Houston Trieste said Principal Julie Hopkins has more than 200 emergency snacks in her office that are available if children need them.
"I think it's more important to make sure that they can maintain discipline and that they can have an effective learning environment," said Jeff Cunjak, whose son is in second grade. "If that means he's going to be a little bit hungry then that's what it means."
Hopkins said nobody has needed the emergency snacks so far and she’s not going to let anybody go hungry.
Teachers communicated to parents during an open house regarding not having snacks in the classroom.
"A lot of their behavior depends if they're hungry or not and I feel like every year they take more away from the kids and I feel like it's going to create bigger problems than anything so I hope they change it," Champlin said.
The principal communicated with the parents about this change and has also spoken one-on-one with those who have concerns, Houston Trieste said.

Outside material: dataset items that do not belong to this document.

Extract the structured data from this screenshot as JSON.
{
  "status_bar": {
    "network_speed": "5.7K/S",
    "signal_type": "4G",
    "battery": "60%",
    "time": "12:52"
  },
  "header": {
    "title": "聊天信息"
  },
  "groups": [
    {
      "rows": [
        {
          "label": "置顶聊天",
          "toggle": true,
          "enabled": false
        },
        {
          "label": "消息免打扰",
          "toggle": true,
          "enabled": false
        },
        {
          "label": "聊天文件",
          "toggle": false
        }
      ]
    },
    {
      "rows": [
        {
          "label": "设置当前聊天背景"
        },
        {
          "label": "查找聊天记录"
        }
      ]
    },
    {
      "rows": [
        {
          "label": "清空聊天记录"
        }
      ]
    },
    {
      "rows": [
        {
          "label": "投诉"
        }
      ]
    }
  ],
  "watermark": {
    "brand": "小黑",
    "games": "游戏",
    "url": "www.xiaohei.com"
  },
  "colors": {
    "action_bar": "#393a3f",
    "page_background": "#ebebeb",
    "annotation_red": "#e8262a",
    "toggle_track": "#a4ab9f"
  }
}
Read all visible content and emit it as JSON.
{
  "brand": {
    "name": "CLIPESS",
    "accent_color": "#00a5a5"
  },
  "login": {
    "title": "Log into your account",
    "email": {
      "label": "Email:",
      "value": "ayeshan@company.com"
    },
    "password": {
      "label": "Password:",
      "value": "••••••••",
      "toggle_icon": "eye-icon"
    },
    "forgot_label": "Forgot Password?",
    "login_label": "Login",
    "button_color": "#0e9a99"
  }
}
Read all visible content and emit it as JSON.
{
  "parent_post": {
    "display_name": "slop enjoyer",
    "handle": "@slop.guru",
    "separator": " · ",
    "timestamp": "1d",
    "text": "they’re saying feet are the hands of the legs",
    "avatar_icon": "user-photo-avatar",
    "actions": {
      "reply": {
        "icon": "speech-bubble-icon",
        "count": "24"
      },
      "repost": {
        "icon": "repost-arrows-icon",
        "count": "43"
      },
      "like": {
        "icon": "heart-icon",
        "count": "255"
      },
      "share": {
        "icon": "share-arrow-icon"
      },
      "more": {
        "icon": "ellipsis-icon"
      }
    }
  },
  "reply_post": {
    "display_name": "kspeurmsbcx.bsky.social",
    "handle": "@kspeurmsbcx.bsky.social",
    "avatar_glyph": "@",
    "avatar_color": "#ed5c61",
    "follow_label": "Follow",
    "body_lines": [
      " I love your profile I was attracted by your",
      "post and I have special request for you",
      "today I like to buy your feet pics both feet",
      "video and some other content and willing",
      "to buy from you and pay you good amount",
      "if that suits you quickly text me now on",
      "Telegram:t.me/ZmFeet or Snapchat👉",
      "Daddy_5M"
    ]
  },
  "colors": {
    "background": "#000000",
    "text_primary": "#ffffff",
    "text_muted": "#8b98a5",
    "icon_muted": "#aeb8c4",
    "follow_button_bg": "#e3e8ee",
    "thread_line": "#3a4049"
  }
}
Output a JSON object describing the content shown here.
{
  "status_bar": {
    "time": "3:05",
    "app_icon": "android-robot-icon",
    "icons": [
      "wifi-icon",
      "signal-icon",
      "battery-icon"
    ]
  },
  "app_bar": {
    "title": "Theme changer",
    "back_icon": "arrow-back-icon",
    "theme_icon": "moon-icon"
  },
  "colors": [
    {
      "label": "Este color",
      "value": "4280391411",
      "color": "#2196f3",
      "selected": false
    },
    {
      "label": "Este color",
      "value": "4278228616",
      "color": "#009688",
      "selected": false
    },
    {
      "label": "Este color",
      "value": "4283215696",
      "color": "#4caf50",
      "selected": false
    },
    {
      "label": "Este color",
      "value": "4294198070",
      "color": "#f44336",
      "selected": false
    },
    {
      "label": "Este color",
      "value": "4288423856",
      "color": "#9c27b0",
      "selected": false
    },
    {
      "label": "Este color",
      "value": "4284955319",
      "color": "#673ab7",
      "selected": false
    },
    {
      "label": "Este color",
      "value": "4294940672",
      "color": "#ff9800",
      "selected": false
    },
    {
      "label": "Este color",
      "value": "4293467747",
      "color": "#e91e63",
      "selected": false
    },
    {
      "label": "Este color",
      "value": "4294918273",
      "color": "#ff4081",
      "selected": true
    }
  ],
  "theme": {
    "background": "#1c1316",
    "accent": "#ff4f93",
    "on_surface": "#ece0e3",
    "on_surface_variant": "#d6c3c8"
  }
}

Below is a response that Hopkins has sent to parents regarding the policy:
"We are trying "no snack" for a week to see how it works out. All students are encouraged to have breakfast before they come to school or get a free breakfast provided in the cafeteria beginning at 7:30 a.m. We will be monitoring the students that have a later lunch and the teachers will have a snack in the classroom if they are hungry. Unfortunately, many students do not eat their lunch or throw away most of it - we are trying to discourage this unhealthy habit. There is limited time in the day with the state directives that take away from academic instruction and we are trying to use every minute wisely."